Travel and weather are co-dependent preoccupations, as anyone who has spent a rainy day trapped in a camper trailer with an older sibling who hogs all the toys can attest (you know who you are). Plus, Brotman and Cooper share a cheery palette, a tendency to accent their detailed, exacting figurative depictions with crayon-box colours, as if recreating the fleeting brightness of childhood memories (Brotman) or sudden, blinding cloud breaks (Cooper).

But what truly unites both sets of works is the whiff of nostalgia. In Brotman's case, nostalgia for a more innocent era of travel, for a time before the monetizing of national parks, for the pre-GPS world of leisurely exploration and free-range child rearing. In Cooper's work, nostalgia for a once-thriving meteorological cottage industry (which involved everyone from Girl Scouts to fishermen to unpaid but diligent rural record takers), for a civic, people-driven engagement with the ebb and flow of shared climates – a vocation that is now wholly mechanized.

When side-by-side shows like these work so well together, it ought not to be an accident. Loop needs to either make inventive pairing a priority, or to create distinct spaces, or a combination of both.

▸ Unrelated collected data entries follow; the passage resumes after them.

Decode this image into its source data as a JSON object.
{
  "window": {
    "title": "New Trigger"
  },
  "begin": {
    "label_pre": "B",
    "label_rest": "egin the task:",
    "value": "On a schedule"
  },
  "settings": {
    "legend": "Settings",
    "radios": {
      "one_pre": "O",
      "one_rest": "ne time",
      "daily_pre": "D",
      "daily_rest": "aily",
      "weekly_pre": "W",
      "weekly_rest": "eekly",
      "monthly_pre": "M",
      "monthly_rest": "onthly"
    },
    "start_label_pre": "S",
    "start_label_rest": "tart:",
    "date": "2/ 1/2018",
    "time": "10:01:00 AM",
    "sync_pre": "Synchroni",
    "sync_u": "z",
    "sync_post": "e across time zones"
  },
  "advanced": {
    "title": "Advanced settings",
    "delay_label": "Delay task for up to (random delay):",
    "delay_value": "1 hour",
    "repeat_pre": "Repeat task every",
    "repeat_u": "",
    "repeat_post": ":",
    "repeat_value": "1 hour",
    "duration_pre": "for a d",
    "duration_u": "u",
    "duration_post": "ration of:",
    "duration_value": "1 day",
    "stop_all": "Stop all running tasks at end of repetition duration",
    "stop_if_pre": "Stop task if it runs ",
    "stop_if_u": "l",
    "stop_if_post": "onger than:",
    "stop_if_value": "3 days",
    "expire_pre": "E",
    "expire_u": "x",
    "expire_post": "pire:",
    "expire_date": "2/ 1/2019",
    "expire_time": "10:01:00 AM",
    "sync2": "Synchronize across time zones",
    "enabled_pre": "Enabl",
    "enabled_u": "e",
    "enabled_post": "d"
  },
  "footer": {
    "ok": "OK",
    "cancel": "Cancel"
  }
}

With this much artistic capital in its member bank, Loop can afford to offer all kinds of customer, and artist-customized, services.

IN OTHER VENUES

Dariusz Krzeminski at Peak Gallery Until March 10, 23 Morrow Ave., Toronto;

Last chance to see Dariusz Krzeminski's enormous, fists flying, chair breaking, full-on roughhouse paintings. Good, clean manly fun!

Jenn E Norton at Trinity Square Video Until April 7, No. 376, 401 Richmond St. W., Toronto;

In Jenn E Norton's latest fantastical animations, "the hills are alive" takes on a whole new meaning. Forget mountaineering nuns, how about mushroom condos?

Su Sheedy at Muse Gallery Until March 28, 1230 Yonge St., Toronto;

Su Sheedy isn't kidding around with her show title – I Am Marsh. Her burbling, teeming encaustic recreations of pond life look like they were painted while the artist was submerged at frog-eye level. Hip waders optional.